Is there a more accurate way to calculate lag other than cross correlation, or is there a way to improve the results from cross correlation?
Cross-correlation is usually the simplest way to determine the time lag between two signals. The position of peak value indicates the time offset at which the two signals are the most similar.
%// Normalize signals to zero mean and unit variance
s1 = (signal1 - mean(signal1)) / std(signal1);
s2 = (signal2 - mean(signal2)) / std(signal2);
%// Compute time lag between signals
c = xcorr(s1, s2); %// Cross correlation
lag = mod(find(c == max(c)), length(s2)) %// Find the position of the peak
Note that the two signals have to be normalized first to the same energy level, so that the results are not biased.
By the way, don't use diff as a name for a variable. There's already a built-in function in MATLAB with the same name.
Now there are two functions in Matlab:
one called finddelay
and another called alignsignals that can do what you want, I believe.
corr finds a dot product between vectors (v1, v2). If it works bad with your signal, I'd try to minimize a sum of squares of differences (i.e. abs(v1 - v2)).
signal = sin(1:100);
signal1 = [zeros(1, 10) signal];
signal2 = [signal zeros(1, 10)];
for i = 1:length(signal1)
signal1shifted = [signal1 zeros(1, i)];
signal2shifted = [zeros(1, i) signal2];
d2(i) = sum((signal1shifted - signal2shifted).^2);
end
[fval lag2] = min(d2);
lag2
It is computationally worse than cross-calculation which can be speeded up by using FFT. As far as I know you can't do this with euclidean distance.

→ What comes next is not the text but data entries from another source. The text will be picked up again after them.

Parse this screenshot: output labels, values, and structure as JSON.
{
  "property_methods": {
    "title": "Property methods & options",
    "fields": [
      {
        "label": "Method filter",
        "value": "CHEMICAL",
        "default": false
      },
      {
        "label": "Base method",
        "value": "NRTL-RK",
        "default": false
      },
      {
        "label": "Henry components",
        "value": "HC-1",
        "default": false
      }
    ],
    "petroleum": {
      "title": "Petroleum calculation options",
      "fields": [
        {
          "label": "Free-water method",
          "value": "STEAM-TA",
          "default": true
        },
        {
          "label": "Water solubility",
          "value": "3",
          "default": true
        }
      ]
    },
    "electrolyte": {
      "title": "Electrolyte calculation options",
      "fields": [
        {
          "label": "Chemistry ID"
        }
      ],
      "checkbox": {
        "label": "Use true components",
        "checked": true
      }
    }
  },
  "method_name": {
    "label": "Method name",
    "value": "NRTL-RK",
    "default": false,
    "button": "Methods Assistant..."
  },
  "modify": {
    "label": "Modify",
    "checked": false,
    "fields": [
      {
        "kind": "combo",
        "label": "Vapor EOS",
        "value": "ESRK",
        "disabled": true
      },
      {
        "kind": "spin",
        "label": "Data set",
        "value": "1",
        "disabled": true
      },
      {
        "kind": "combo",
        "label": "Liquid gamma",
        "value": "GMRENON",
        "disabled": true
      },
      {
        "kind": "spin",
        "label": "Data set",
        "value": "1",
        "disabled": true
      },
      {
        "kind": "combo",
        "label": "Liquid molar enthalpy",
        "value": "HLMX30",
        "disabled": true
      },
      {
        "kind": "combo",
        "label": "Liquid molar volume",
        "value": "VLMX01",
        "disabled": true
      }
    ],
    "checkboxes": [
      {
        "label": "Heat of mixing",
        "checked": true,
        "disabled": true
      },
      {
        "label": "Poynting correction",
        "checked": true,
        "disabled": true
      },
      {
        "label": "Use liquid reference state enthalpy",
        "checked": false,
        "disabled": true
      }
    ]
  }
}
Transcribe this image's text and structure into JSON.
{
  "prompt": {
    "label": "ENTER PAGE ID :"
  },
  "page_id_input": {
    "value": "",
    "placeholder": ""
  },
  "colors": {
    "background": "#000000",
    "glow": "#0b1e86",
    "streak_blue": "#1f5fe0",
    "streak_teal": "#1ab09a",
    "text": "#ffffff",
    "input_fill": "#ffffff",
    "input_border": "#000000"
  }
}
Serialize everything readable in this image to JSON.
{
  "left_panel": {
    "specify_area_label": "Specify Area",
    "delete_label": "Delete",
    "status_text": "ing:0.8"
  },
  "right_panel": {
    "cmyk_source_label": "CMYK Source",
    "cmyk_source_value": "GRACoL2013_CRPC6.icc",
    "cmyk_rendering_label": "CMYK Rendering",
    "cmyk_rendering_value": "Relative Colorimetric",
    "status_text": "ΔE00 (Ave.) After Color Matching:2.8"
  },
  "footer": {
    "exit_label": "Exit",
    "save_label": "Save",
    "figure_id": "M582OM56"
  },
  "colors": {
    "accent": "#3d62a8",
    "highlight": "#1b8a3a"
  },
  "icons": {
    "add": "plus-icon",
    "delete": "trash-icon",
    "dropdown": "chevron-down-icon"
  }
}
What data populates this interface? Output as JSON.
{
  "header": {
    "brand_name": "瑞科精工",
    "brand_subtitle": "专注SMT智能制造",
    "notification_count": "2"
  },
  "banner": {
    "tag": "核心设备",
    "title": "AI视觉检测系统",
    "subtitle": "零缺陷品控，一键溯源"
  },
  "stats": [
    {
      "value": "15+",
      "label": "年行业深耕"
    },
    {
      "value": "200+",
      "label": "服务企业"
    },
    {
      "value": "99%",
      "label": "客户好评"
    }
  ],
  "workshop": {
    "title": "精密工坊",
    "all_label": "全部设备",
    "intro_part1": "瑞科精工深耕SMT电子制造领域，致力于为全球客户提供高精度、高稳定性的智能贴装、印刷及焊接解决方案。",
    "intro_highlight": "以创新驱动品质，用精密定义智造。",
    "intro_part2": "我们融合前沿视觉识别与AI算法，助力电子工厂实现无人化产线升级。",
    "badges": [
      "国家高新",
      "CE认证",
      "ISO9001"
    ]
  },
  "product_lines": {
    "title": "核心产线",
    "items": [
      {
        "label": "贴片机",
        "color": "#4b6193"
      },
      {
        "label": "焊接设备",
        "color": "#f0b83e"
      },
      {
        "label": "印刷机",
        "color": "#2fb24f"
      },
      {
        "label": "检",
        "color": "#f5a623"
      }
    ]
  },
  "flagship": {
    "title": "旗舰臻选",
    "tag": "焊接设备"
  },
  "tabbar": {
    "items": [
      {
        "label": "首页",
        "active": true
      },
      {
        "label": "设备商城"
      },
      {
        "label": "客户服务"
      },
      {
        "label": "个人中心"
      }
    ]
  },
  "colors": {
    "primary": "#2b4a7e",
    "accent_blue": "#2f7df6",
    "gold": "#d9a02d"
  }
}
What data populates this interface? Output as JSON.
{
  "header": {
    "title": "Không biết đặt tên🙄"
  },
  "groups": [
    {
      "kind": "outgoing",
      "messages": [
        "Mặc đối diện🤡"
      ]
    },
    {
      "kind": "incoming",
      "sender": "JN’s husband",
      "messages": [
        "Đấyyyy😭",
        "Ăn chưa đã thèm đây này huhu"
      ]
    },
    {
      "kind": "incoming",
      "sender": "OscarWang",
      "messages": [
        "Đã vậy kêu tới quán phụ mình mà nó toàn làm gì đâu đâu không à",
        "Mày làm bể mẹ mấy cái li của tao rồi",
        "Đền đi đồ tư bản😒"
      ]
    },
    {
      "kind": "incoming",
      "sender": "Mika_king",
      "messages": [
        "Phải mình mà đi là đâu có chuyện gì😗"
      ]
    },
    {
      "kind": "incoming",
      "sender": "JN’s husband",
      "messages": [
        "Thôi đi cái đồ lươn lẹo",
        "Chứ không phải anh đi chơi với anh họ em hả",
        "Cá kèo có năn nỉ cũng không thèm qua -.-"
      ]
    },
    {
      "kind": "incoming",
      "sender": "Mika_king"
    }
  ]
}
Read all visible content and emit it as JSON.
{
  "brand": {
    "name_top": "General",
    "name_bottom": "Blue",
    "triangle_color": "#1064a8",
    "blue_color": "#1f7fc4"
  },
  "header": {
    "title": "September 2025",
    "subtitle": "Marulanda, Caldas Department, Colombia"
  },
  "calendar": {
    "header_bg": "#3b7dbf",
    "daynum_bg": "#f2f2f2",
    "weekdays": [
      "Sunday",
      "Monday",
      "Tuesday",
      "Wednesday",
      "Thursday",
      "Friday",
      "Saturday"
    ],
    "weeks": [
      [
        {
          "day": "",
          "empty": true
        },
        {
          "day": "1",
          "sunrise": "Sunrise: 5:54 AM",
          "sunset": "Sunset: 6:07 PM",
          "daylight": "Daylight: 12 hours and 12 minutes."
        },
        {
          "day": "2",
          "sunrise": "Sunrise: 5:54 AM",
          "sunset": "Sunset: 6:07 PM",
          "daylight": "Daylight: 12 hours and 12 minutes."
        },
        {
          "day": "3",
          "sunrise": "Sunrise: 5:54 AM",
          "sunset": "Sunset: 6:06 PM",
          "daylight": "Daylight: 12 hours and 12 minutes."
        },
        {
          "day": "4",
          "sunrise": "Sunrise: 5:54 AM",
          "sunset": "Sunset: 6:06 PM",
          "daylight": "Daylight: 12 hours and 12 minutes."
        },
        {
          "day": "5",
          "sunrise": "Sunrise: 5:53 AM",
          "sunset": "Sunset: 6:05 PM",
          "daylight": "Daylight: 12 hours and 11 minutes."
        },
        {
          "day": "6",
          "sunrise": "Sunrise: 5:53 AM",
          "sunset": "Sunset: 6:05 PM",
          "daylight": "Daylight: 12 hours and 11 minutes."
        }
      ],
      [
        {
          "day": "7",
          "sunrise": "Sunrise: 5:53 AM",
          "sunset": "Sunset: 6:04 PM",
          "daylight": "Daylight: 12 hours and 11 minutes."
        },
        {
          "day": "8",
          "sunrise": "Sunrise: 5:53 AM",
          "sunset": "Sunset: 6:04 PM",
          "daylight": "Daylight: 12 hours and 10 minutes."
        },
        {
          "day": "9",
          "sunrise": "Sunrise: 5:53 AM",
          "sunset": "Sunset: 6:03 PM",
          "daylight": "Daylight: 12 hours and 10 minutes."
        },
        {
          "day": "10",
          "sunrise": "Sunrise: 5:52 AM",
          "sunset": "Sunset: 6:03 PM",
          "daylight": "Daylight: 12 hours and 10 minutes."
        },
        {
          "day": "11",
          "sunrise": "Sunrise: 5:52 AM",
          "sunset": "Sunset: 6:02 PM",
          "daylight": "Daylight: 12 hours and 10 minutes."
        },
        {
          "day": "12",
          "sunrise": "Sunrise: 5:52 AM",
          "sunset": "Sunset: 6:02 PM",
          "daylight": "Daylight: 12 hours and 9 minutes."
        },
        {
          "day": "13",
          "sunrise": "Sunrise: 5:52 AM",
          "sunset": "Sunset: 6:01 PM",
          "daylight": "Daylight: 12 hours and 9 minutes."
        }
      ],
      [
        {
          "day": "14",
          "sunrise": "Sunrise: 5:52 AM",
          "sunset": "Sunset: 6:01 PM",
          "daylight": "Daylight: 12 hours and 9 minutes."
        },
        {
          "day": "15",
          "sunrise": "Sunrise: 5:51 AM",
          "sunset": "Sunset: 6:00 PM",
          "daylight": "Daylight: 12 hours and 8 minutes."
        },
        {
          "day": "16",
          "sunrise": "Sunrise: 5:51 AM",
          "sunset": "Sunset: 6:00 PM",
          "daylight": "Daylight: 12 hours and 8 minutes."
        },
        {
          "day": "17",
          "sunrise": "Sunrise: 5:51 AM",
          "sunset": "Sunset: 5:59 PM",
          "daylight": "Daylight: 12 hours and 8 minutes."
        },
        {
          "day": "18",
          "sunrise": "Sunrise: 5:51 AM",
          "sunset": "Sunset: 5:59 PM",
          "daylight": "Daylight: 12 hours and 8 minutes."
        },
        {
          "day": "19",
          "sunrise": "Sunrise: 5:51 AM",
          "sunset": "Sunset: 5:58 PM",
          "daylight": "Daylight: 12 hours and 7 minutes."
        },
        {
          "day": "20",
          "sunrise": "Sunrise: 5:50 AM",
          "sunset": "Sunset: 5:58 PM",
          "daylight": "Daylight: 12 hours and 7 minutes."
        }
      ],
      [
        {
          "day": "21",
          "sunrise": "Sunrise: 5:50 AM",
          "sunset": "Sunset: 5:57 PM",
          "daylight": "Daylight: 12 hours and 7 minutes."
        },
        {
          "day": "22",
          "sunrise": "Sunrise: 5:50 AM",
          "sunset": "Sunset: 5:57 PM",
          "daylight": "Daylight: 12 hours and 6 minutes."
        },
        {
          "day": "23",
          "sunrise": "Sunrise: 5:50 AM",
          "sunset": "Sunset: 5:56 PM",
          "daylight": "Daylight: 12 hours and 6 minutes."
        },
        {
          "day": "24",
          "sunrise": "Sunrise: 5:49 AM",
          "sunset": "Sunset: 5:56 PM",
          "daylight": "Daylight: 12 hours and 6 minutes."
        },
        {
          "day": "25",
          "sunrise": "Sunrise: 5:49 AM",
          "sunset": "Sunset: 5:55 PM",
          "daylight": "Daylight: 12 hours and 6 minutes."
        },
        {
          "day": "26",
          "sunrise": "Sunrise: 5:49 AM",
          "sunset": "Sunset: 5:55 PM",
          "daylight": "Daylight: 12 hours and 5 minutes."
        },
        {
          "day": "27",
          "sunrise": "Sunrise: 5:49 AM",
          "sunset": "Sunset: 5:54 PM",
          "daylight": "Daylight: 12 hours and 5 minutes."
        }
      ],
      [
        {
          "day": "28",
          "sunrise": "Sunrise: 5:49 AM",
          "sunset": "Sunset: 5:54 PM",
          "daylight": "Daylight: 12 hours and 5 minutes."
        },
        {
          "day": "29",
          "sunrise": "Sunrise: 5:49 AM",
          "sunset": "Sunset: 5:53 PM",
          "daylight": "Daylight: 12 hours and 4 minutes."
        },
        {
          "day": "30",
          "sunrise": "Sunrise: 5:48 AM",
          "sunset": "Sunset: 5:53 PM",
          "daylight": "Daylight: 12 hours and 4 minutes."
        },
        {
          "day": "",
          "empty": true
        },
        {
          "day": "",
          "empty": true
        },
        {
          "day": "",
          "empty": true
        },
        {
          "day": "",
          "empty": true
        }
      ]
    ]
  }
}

UPD. Deleted wrong idea about cross-correlation with periodic signals
You can try matched filtering in frequency domain
function [corr_output] = pc_corr_processor (target_signal, ref_signal)
L = length(ref_signal);
N = length(target_signal);
matched_filter = flipud(ref_signal')';
matched_filter_Res = fft(matched_filter,N);
corr_fft = matched_filter_Res.*fft(target_signal);
corr_out = abs(ifft(corr_fft));
The peak of the matched filter maximum-index of corr_out above should give you the lag amount.